Come ha accolto questo suo incarico in una sede come Malta, dove la cultura italiana, non solo per motivi di vicinanza geografica, è molto forte?

«Sicuramente non ero mai stato in una sede in cui la conoscenza della lingua italiana era così radicata e probabilmente anche il livello di penetrazione della cultura è più consistente rispetto agli altri Paesi in cui ho lavorato, soprattutto a livello generale.  Ma distinguerei le due cose.

Dal punto di vista della lingua questo è un vantaggio, ma è anche una sfida perché mantenere livelli elevati di diffusione della lingua italiana è difficile ed occorrono strategie adatte al contesto temporale e tecnologico che stiamo vivendo.

Se fino a qualche tempo fa, con la reti televisive italiane  c’era un’esposizione all’italiano che di fatto ha permesso alla nostra lingua di continuare ad essere molto diffusa, oggi i ragazzi hanno a disposizione una moltitudine di canali e soprattutto di piattaforme comunicative dove la lingua italiana ha un ruolo secondario

Anche lavorare in un Paese in cui è molto forte la presenza della cultura italiana a mio avviso è una sfida: bisogna forse proporre temi che sono stati meno approfonditi e presentare nuovi protagonisti al fine di favorire la conoscenza della contemporaneità.  A Malta si ha comunque la fortuna di lavorare su un terreno che è fertile»

Prima di assumere la direzione dell’Istituto Italiano di Cultura a Valletta, ha prestato servizio a Tel Aviv per quasi 3 anni. Quali le esperienze più significative del periodo trascorso in Israele?

«Per parlare di Israele farei una distinzione della mia esperienza dal punto di vista esistenziale e lavorativo.

Dal punto di vista esistenziale sono stati anni notevoli. Vivere nella terra in cui le tre religioni monoteiste sono nate – o comunque individuano in quella parte di mondo un ruolo fondamentale per la loro storia – è un’esperienza di grande interesse e di grande ricchezza. In particolare, Gerusalemme è una città dalla fortissima energia, è bellissima, anche se non sempre semplice nella quotidianità. Mentre Tel Aviv – dove ho prevalentemente vissuto e lavorato – ti conquista con la sua vitalità, apertura e dinamicità di città che vive davvero 24 ore su 24!

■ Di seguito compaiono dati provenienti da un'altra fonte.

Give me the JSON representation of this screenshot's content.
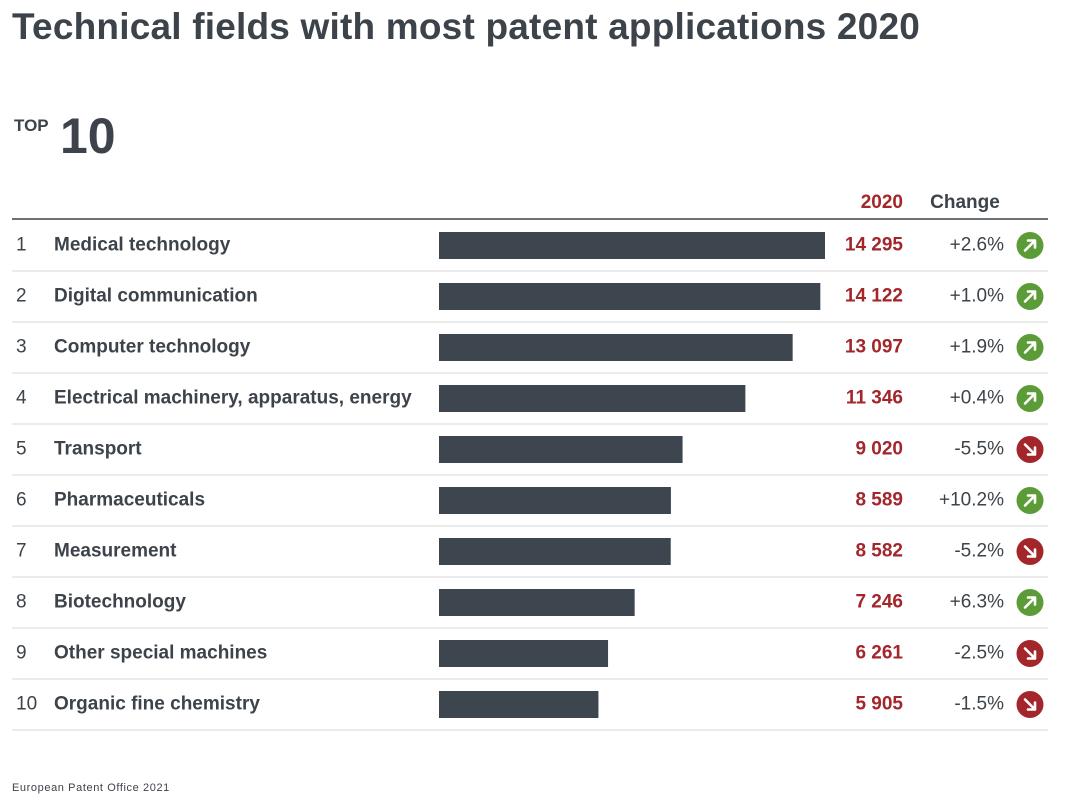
{
  "title": "Technical fields with most patent applications 2020",
  "badge": {
    "small": "TOP",
    "big": "10"
  },
  "footer": "European Patent Office 2021",
  "colors": {
    "bar": "#3d464e",
    "value": "#a3262a",
    "up": "#5c9c38",
    "down": "#a3262a",
    "rule": "#d7d7d7",
    "text": "#3d434a"
  },
  "chart_data": {
    "type": "bar",
    "orientation": "horizontal",
    "column_headers": {
      "value": "2020",
      "change": "Change"
    },
    "rows": [
      {
        "rank": "1",
        "field": "Medical technology",
        "value": 14295,
        "value_label": "14 295",
        "change": "+2.6%",
        "direction": "up"
      },
      {
        "rank": "2",
        "field": "Digital communication",
        "value": 14122,
        "value_label": "14 122",
        "change": "+1.0%",
        "direction": "up"
      },
      {
        "rank": "3",
        "field": "Computer technology",
        "value": 13097,
        "value_label": "13 097",
        "change": "+1.9%",
        "direction": "up"
      },
      {
        "rank": "4",
        "field": "Electrical machinery, apparatus, energy",
        "value": 11346,
        "value_label": "11 346",
        "change": "+0.4%",
        "direction": "up"
      },
      {
        "rank": "5",
        "field": "Transport",
        "value": 9020,
        "value_label": "9 020",
        "change": "-5.5%",
        "direction": "down"
      },
      {
        "rank": "6",
        "field": "Pharmaceuticals",
        "value": 8589,
        "value_label": "8 589",
        "change": "+10.2%",
        "direction": "up"
      },
      {
        "rank": "7",
        "field": "Measurement",
        "value": 8582,
        "value_label": "8 582",
        "change": "-5.2%",
        "direction": "down"
      },
      {
        "rank": "8",
        "field": "Biotechnology",
        "value": 7246,
        "value_label": "7 246",
        "change": "+6.3%",
        "direction": "up"
      },
      {
        "rank": "9",
        "field": "Other special machines",
        "value": 6261,
        "value_label": "6 261",
        "change": "-2.5%",
        "direction": "down"
      },
      {
        "rank": "10",
        "field": "Organic fine chemistry",
        "value": 5905,
        "value_label": "5 905",
        "change": "-1.5%",
        "direction": "down"
      }
    ],
    "xlim": [
      0,
      14295
    ]
  }
}
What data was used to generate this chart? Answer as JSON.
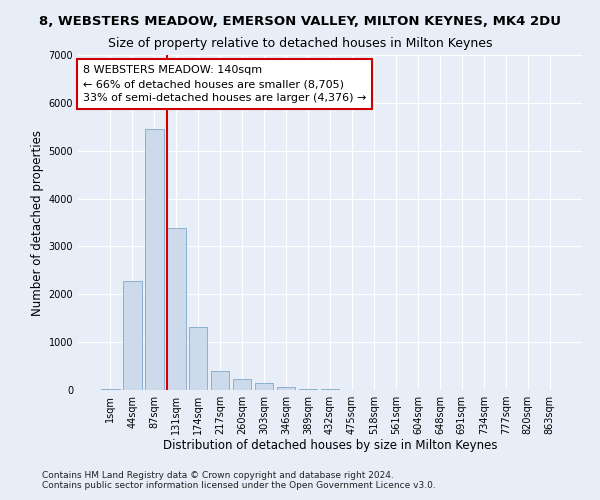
{
  "title": "8, WEBSTERS MEADOW, EMERSON VALLEY, MILTON KEYNES, MK4 2DU",
  "subtitle": "Size of property relative to detached houses in Milton Keynes",
  "xlabel": "Distribution of detached houses by size in Milton Keynes",
  "ylabel": "Number of detached properties",
  "footnote1": "Contains HM Land Registry data © Crown copyright and database right 2024.",
  "footnote2": "Contains public sector information licensed under the Open Government Licence v3.0.",
  "bar_labels": [
    "1sqm",
    "44sqm",
    "87sqm",
    "131sqm",
    "174sqm",
    "217sqm",
    "260sqm",
    "303sqm",
    "346sqm",
    "389sqm",
    "432sqm",
    "475sqm",
    "518sqm",
    "561sqm",
    "604sqm",
    "648sqm",
    "691sqm",
    "734sqm",
    "777sqm",
    "820sqm",
    "863sqm"
  ],
  "bar_values": [
    30,
    2270,
    5450,
    3380,
    1320,
    390,
    240,
    140,
    70,
    30,
    20,
    0,
    0,
    0,
    0,
    0,
    0,
    0,
    0,
    0,
    0
  ],
  "bar_color": "#cddaec",
  "bar_edge_color": "#7fa8c9",
  "annotation_line1": "8 WEBSTERS MEADOW: 140sqm",
  "annotation_line2": "← 66% of detached houses are smaller (8,705)",
  "annotation_line3": "33% of semi-detached houses are larger (4,376) →",
  "annotation_box_color": "#ffffff",
  "annotation_box_edge_color": "#cc0000",
  "vline_color": "#cc0000",
  "vline_x_index": 3,
  "ylim": [
    0,
    7000
  ],
  "yticks": [
    0,
    1000,
    2000,
    3000,
    4000,
    5000,
    6000,
    7000
  ],
  "background_color": "#e8eef8",
  "grid_color": "#ffffff",
  "title_fontsize": 9.5,
  "subtitle_fontsize": 9,
  "axis_label_fontsize": 8.5,
  "tick_fontsize": 7,
  "annotation_fontsize": 8,
  "footnote_fontsize": 6.5
}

Vivere in Israele offre l’opportunità di rimuovere molti dei pregiudizi ideologici – se si hanno – nei confronti di questo Paese in base a cui molti si schierano aprioristicamente a favore del popolo palestinese o di quello israeliano. E di sentire la volontà diffusa in molti di dialogare per  giungere ad una pacifica convivenza

Dal punto di vista professionale ho vissuto tantissime belle esperienze. Qui mi sento di ricordare il programma culturale “Italia, Culture Mediterraneo” voluto nel 2018 dal MAECI nei Paesi del Nord Africa e dell’area del Medio Oriente per promuovere il dialogo fra diverse culture. In tale contesto, abbiamo presentato con notevole successo varie iniziative, fra le quali  la  splendida mostra  “Mediterraneo” di Mimmo Jodice al Museo Eretz Israel,  il progetto artistico di Daniela Papadia “Il filo dell’alleanza” consistente nella creazione di un grande arazzo realizzato da un gruppo di ricamatrici israeliane e palestinesi di culture e religioni diverse, ed il concerto jazz di Danilo Rea in trio eseguito sulla spiaggia di Tel Aviv di fronte a circa 1000 persone»

Parlando di Massimo Sarti come individuo, privo, diciamo delle vesti istituzionali, ho letto che lei ha iniziato a lavorare come docente di letteratura negli istituti superiori, poi è stato lettore all’università, poi promotore del cinema italiano…è evidente che l’amore per la cultura italiana scorra nelle sue vene. Ma se le venisse offerta l’opportunità di tornare indietro a 16, 18 anni, quale strada avrebbe intrapreso?

«Una cosa che mi sarebbe piaciuta fare? Avrei fatto volentieri il cantautore perché ho l’impressione che raccontare una storia, un’idea, in 3 minuti, dia emozioni sia per chi lo fa che per chi lo riceve. Adoro i cantautori legati alla mia generazione come De Andrè, De Gregori, Dalla, Fossati, Paolo Conte, che hanno attraversato varie stagioni della mia vita. Dimenticavo Giorgio Gaber, artista a trecentosessanta gradi».

Amo il mio lavoro. Anche se ci sono momenti di difficoltà e stanchezza, lavorare per la promozione della cultura italiana e incontrare delle culture diverse è un’esperienza unica. Un lavoro nato un per po’ per caso, che ha poi ha deciso per me e per la mia famiglia direzioni e percorsi. E che non è ancora finito!

Dall’alto della sua esperienza, quali consigli sente di dare al nostro neonato giornale? Come potremmo migliorarlo e quali errori non dovremmo commettere?

«Non mi sento di dare giudizi, ma il vostro giornale mi è piaciuto tanto, mi piace molto l’impaginazione, come si presenta e l’ho trovato ben organizzato. Voi avete il compito di raccontare Malta agli italiani, ciò che succede, ciò che è interessante per i nostri connazionali. Prima di esprimere un giudizio completo ho bisogno di conoscere meglio Malta. Io vi leggo spesso, così mi aiutate nell’impresa… continuate così!»